Sonny Red, Out of the Blue, Blue Note 4032. This was in VG++ condition for the record and probably VG+ for the cover. The top bid was $755.

Kenny Drew, Undercurrent, Blue Note 4059. The top bid for this was $1,325 and it still didn’t meet the reserve price.

Johnny Griffin, The Congregation, Blue Note 1680. This one also received a top bid of more than $1,000 — $1,025 to be precise — and did not meet the reserve price.

8 comments

  • Anders Wallinder

    Regarding the auctions that did not meet the reserve prices it feels kind of silly that $1025 etc. did not make the sale happen. Especially since this was a $3.99 record from start. But that’s the greed of the market I guess….

  • I don’t mean to hijack the comment section of your post but I have a question and I thought what better place to ask then here. Does the 1st Press of The Amazing Bud Powell Vol. 3 have New York 23 or NYC on the label? I believe it’s the former since this record was released in 1957 but just wanted to get a definite answer. Thanks.

    Also I would really love to add that Lou Takes Off to my collection but it’s about double what I would want to pay for that record.

  • That Billy Taylor cover is nice, unfortunately the music isn’t anything I’d spent more than $10-15 for.

  • Abrasive_Beautiful

    Bud Powell on Blue Note 1571 is original on the 47 W 63rd label with no Inc or R designations. I don’t believe a NY 23 version exists for that one. The originals also have a darker sepia toned front cover photo rather than a lighter cream colored one.

  • Poor, Billy. I always thought he was a terrific pianist and a fine man, a tremendous role model and advocate for the music. But, alas, that doesn’t make his records any better or more valuable.

  • Gregory the Fish

    I have an original pressing of Billy Taylor, vol. 2 on Prestige and I like it. Not all the time, but sometimes it’s just right. I agree, though, I don’t feel the need to seek out more.

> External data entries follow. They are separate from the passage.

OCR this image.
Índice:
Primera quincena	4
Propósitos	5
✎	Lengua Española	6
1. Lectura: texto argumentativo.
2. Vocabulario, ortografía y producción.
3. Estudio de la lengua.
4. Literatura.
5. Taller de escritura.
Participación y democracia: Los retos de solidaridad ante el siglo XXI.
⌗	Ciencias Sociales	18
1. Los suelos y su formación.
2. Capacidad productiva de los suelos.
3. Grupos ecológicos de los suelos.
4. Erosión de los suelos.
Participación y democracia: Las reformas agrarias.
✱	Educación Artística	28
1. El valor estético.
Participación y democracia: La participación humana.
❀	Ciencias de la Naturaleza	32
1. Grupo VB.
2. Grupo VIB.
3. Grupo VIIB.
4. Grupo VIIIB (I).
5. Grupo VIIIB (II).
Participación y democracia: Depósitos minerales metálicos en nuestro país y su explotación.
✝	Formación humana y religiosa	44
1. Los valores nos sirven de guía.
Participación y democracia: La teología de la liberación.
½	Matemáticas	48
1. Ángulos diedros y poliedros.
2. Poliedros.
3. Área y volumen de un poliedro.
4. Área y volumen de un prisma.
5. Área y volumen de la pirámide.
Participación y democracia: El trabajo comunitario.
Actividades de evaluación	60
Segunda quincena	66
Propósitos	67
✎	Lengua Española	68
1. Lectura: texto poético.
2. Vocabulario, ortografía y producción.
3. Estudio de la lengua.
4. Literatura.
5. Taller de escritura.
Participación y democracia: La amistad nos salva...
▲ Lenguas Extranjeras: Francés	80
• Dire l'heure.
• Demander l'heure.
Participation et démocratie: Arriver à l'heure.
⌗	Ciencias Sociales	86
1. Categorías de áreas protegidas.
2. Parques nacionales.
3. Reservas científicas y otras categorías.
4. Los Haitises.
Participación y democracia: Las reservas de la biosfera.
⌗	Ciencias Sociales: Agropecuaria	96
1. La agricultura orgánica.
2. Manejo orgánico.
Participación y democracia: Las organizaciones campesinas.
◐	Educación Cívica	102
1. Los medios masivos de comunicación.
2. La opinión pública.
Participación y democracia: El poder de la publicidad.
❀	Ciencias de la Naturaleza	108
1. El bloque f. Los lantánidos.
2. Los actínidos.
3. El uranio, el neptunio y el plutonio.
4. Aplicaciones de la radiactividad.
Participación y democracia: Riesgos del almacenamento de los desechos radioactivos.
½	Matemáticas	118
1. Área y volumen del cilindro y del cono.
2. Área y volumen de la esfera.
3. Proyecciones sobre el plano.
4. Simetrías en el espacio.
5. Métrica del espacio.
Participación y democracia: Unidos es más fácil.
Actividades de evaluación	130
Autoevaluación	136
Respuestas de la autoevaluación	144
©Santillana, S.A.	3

    As far as the records on the shelf… what could they be? I bet they are probably some of the poppier stuff of the day unless maybe this was taken in Taylor’s own home or that of a savy industry person. Maybe it was.

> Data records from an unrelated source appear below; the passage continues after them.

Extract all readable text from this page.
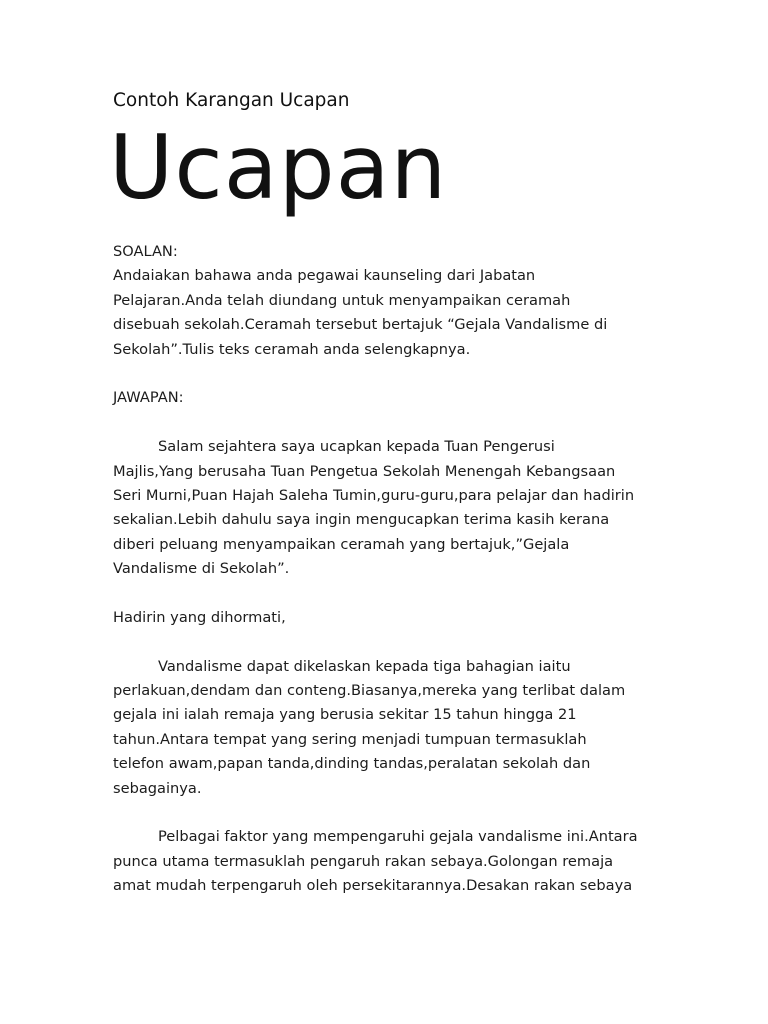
Contoh Karangan Ucapan
Ucapan
SOALAN:
Andaiakan bahawa anda pegawai kaunseling dari Jabatan
Pelajaran.Anda telah diundang untuk menyampaikan ceramah
disebuah sekolah.Ceramah tersebut bertajuk “Gejala Vandalisme di
Sekolah”.Tulis teks ceramah anda selengkapnya.
JAWAPAN:
Salam sejahtera saya ucapkan kepada Tuan Pengerusi
Majlis,Yang berusaha Tuan Pengetua Sekolah Menengah Kebangsaan
Seri Murni,Puan Hajah Saleha Tumin,guru-guru,para pelajar dan hadirin
sekalian.Lebih dahulu saya ingin mengucapkan terima kasih kerana
diberi peluang menyampaikan ceramah yang bertajuk,”Gejala
Vandalisme di Sekolah”.
Hadirin yang dihormati,
Vandalisme dapat dikelaskan kepada tiga bahagian iaitu
perlakuan,dendam dan conteng.Biasanya,mereka yang terlibat dalam
gejala ini ialah remaja yang berusia sekitar 15 tahun hingga 21
tahun.Antara tempat yang sering menjadi tumpuan termasuklah
telefon awam,papan tanda,dinding tandas,peralatan sekolah dan
sebagainya.
Pelbagai faktor yang mempengaruhi gejala vandalisme ini.Antara
punca utama termasuklah pengaruh rakan sebaya.Golongan remaja
amat mudah terpengaruh oleh persekitarannya.Desakan rakan sebaya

    Reserve prices are so silly. Just set a Buy-It-Now and best offer. Waste of money, if you ask me.

  • Agreed, as a bidder a reserve kind of takes the fun out of it and defeats the purpose of an auction.

  • If you grew up in Britain in the 70s / 80s, you may not have known who Billy Taylor was, but you’d almost certainly heard “I wish I knew how it would be feel to be free”, as it was the theme tune for the very popular “Film (insert year)” BBC TV programme.